Un día mas pensó Manuel, mientras manoteaba el despertador.
6,30 am. Las primeras luces mojaban al barrio; la moto lista, el motor caliente, el sueño apenas vencido y salió rumbo al destino.
Cuando sonriente observó la carga, lo distrajo un pensamiento, una visión: luces parpadeantes, una multitud enloquecida, casi insinuada; algo que roía, buscando alimentarse, sobre las extrañas formas cayó un telón negro y Manuel salió de su estupor.
Después de la turbación, de la visión, todo volvió a la normalidad. Minutos después, los semáforos, el tráfico sinuoso, complicado, lo introdujeron en la rutina de un día…más.
EN SU CASA.
Estaba aburrido y antes de tocar la viola, irrisoriamente observó el desorden del último cajón del placard.
Entre miles de cosas inútiles encontró el pentagrama.
Lupus Andreus,- quién diablos seria este autor ignoto muerto hacia unos 20 años-.
En el reverso del amarillento pentagrama leyó:
Las notas agudas despiertan
Aquellas cosas dormidas.
Las notas graves carcomen
La matriz infecta, la corteza.
Dioses gusanos, amos señores
En el mundo que vislumbro.
Ya es tarde. No hay más tiempo
Que el tiempo de carne y la muerte.
Los sonidos de la guitarra se enroscaban sustanciales, paranoicos, sicodélicos, bellos, oscuros de contenido como una lectura en la última hora de una noche moribunda que, engañosamente buscaba destruir para nacer.

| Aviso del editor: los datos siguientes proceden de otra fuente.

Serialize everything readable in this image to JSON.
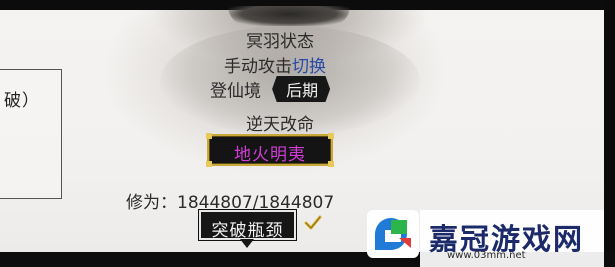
{
  "side_panel": {
    "partial_text": "破）"
  },
  "status": {
    "title": "冥羽状态",
    "attack_label": "手动攻击",
    "attack_switch": "切换",
    "realm_label": "登仙境",
    "realm_stage": "后期"
  },
  "fate": {
    "title": "逆天改命",
    "technique": "地火明夷"
  },
  "cultivation": {
    "label": "修为：",
    "current": "1844807",
    "max": "1844807"
  },
  "breakthrough": {
    "label": "突破瓶颈"
  },
  "icons": {
    "check": "check-icon",
    "logo": "logo-icon"
  },
  "watermark": {
    "brand": "嘉冠游戏网",
    "url": "www.03mm.net"
  },
  "colors": {
    "switch_link": "#2a4aa6",
    "technique_text": "#d23cd6",
    "gold_border": "#c8a838",
    "check_gold": "#d9b638"
  }
}
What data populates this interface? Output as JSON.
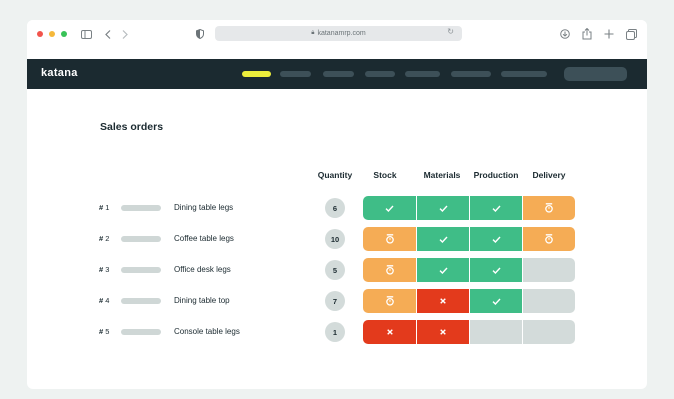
{
  "browser": {
    "url": "katanamrp.com",
    "traffic_light_colors": [
      "#f2544c",
      "#f5b83a",
      "#38c257"
    ],
    "icons": [
      "sidebar-icon",
      "back-icon",
      "forward-icon",
      "privacy-shield-icon",
      "download-icon",
      "share-icon",
      "new-tab-icon",
      "tabs-icon"
    ]
  },
  "app": {
    "logo": "katana",
    "nav_active_color": "#ecee3c",
    "nav_color": "#1b2a30"
  },
  "page": {
    "title": "Sales orders",
    "columns": {
      "quantity": "Quantity",
      "stock": "Stock",
      "materials": "Materials",
      "production": "Production",
      "delivery": "Delivery"
    }
  },
  "status_legend": {
    "ok": "#3fbd87",
    "wait": "#f5ac55",
    "no": "#e33a1c",
    "na": "#d3dbda"
  },
  "orders": [
    {
      "hash": "#",
      "num": "1",
      "name": "Dining table legs",
      "quantity": "6",
      "stock": "ok",
      "materials": "ok",
      "production": "ok",
      "delivery": "wait"
    },
    {
      "hash": "#",
      "num": "2",
      "name": "Coffee table legs",
      "quantity": "10",
      "stock": "wait",
      "materials": "ok",
      "production": "ok",
      "delivery": "wait"
    },
    {
      "hash": "#",
      "num": "3",
      "name": "Office desk legs",
      "quantity": "5",
      "stock": "wait",
      "materials": "ok",
      "production": "ok",
      "delivery": "na"
    },
    {
      "hash": "#",
      "num": "4",
      "name": "Dining table top",
      "quantity": "7",
      "stock": "wait",
      "materials": "no",
      "production": "ok",
      "delivery": "na"
    },
    {
      "hash": "#",
      "num": "5",
      "name": "Console table legs",
      "quantity": "1",
      "stock": "no",
      "materials": "no",
      "production": "na",
      "delivery": "na"
    }
  ]
}
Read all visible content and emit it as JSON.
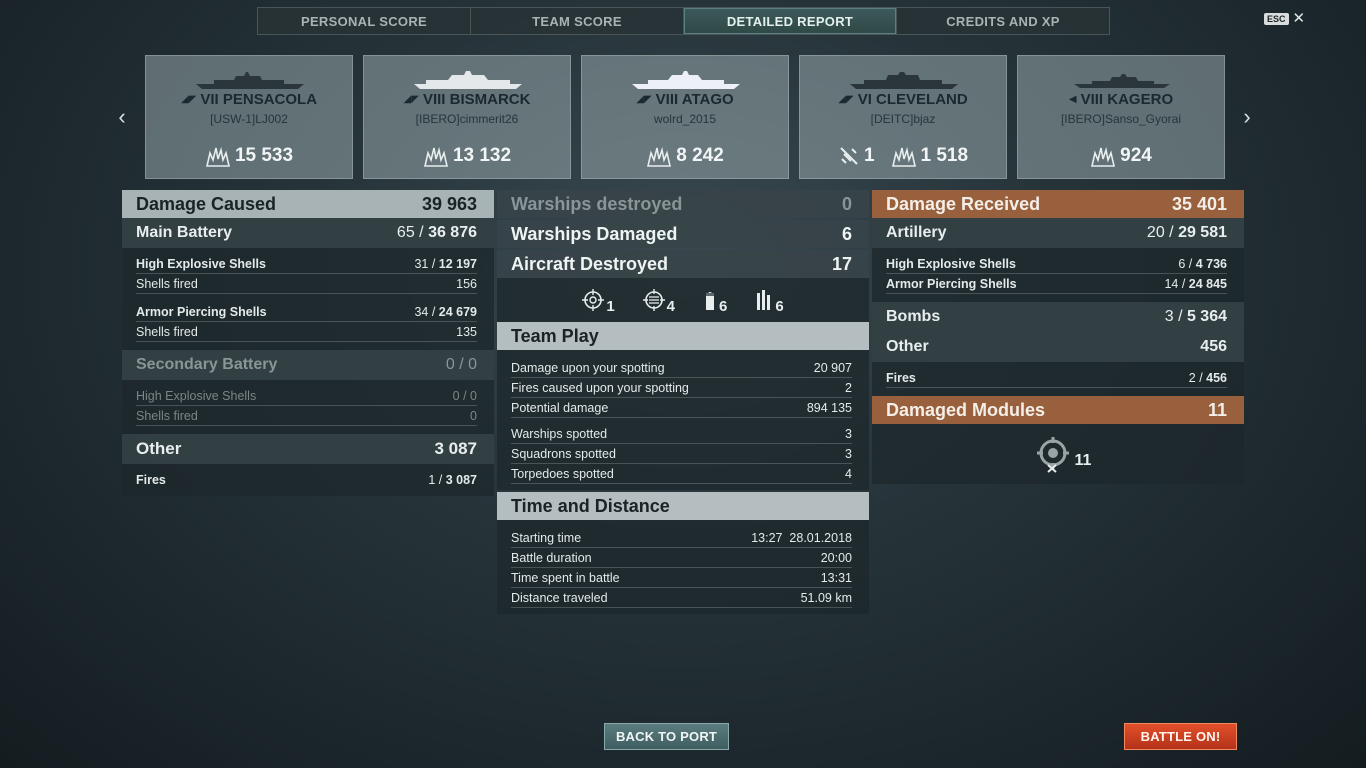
{
  "tabs": [
    {
      "label": "PERSONAL SCORE",
      "active": false
    },
    {
      "label": "TEAM SCORE",
      "active": false
    },
    {
      "label": "DETAILED REPORT",
      "active": true
    },
    {
      "label": "CREDITS AND XP",
      "active": false
    }
  ],
  "esc_label": "ESC",
  "close_glyph": "✕",
  "nav": {
    "prev_glyph": "‹",
    "next_glyph": "›"
  },
  "ships": [
    {
      "name": "VII PENSACOLA",
      "player": "[USW-1]LJ002",
      "damage": "15 533"
    },
    {
      "name": "VIII BISMARCK",
      "player": "[IBERO]cimmerit26",
      "damage": "13 132"
    },
    {
      "name": "VIII ATAGO",
      "player": "wolrd_2015",
      "damage": "8 242"
    },
    {
      "name": "VI CLEVELAND",
      "player": "[DEITC]bjaz",
      "planes": "1",
      "damage": "1 518"
    },
    {
      "name": "VIII KAGERO",
      "player": "[IBERO]Sanso_Gyorai",
      "damage": "924"
    }
  ],
  "left": {
    "damage_caused": {
      "label": "Damage Caused",
      "value": "39 963"
    },
    "main_battery": {
      "label": "Main Battery",
      "hits": "65 / ",
      "dmg": "36 876"
    },
    "he": {
      "label": "High Explosive Shells",
      "hits": "31 / ",
      "dmg": "12 197"
    },
    "he_fired": {
      "label": "Shells fired",
      "value": "156"
    },
    "ap": {
      "label": "Armor Piercing Shells",
      "hits": "34 / ",
      "dmg": "24 679"
    },
    "ap_fired": {
      "label": "Shells fired",
      "value": "135"
    },
    "secondary": {
      "label": "Secondary Battery",
      "value": "0 / 0"
    },
    "sec_he": {
      "label": "High Explosive Shells",
      "value": "0 / 0"
    },
    "sec_fired": {
      "label": "Shells fired",
      "value": "0"
    },
    "other": {
      "label": "Other",
      "value": "3 087"
    },
    "fires": {
      "label": "Fires",
      "hits": "1 / ",
      "dmg": "3 087"
    }
  },
  "mid": {
    "destroyed": {
      "label": "Warships destroyed",
      "value": "0"
    },
    "damaged": {
      "label": "Warships Damaged",
      "value": "6"
    },
    "aircraft": {
      "label": "Aircraft Destroyed",
      "value": "17"
    },
    "ribbons": [
      {
        "icon": "crosshair-icon",
        "count": "1"
      },
      {
        "icon": "crosshair-hit-icon",
        "count": "4"
      },
      {
        "icon": "shell-icon",
        "count": "6"
      },
      {
        "icon": "shells-icon",
        "count": "6"
      }
    ],
    "team_play": {
      "title": "Team Play",
      "rows": [
        {
          "label": "Damage upon your spotting",
          "value": "20 907"
        },
        {
          "label": "Fires caused upon your spotting",
          "value": "2"
        },
        {
          "label": "Potential damage",
          "value": "894 135"
        },
        {
          "label": "Warships spotted",
          "value": "3"
        },
        {
          "label": "Squadrons spotted",
          "value": "3"
        },
        {
          "label": "Torpedoes spotted",
          "value": "4"
        }
      ]
    },
    "time_distance": {
      "title": "Time and Distance",
      "rows": [
        {
          "label": "Starting time",
          "value": "13:27  28.01.2018"
        },
        {
          "label": "Battle duration",
          "value": "20:00"
        },
        {
          "label": "Time spent in battle",
          "value": "13:31"
        },
        {
          "label": "Distance traveled",
          "value": "51.09 km"
        }
      ]
    }
  },
  "right": {
    "received": {
      "label": "Damage Received",
      "value": "35 401"
    },
    "artillery": {
      "label": "Artillery",
      "hits": "20 / ",
      "dmg": "29 581"
    },
    "he": {
      "label": "High Explosive Shells",
      "hits": "6 / ",
      "dmg": "4 736"
    },
    "ap": {
      "label": "Armor Piercing Shells",
      "hits": "14 / ",
      "dmg": "24 845"
    },
    "bombs": {
      "label": "Bombs",
      "hits": "3 / ",
      "dmg": "5 364"
    },
    "other": {
      "label": "Other",
      "value": "456"
    },
    "fires": {
      "label": "Fires",
      "hits": "2 / ",
      "dmg": "456"
    },
    "modules": {
      "label": "Damaged Modules",
      "value": "11"
    },
    "module_icon_count": "11"
  },
  "buttons": {
    "back": "BACK TO PORT",
    "battle": "BATTLE ON!"
  },
  "colors": {
    "accent_orange": "#98603c",
    "battle_red": "#d8442a",
    "tab_active": "#3d5a5a"
  }
}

La oscuridad se pobló de rostros, de mascaras de carne desfiguradas, de lenguas ensangrentadas retorciéndose entre dientes filosos que no tardaron en masticar los bordes de la negrura, penetrando en los poros de la realidad…y en la blanca piel.
Cuando la luz iluminó la habitación, la mujer de Manuel esbozó un agudo perfecto, sin desgarro. La guitarra seguía esgrimiendo abismales riff. No había dedos sobre las cuerdas.
Antes de perderse en los abismos de la locura y justo en el preciso momento en que desesperadamente la mujer cerraba la puerta del cuarto, por el rabillo del ojo vislumbró la deforme sombra de lo que alguna vez había sido su marido.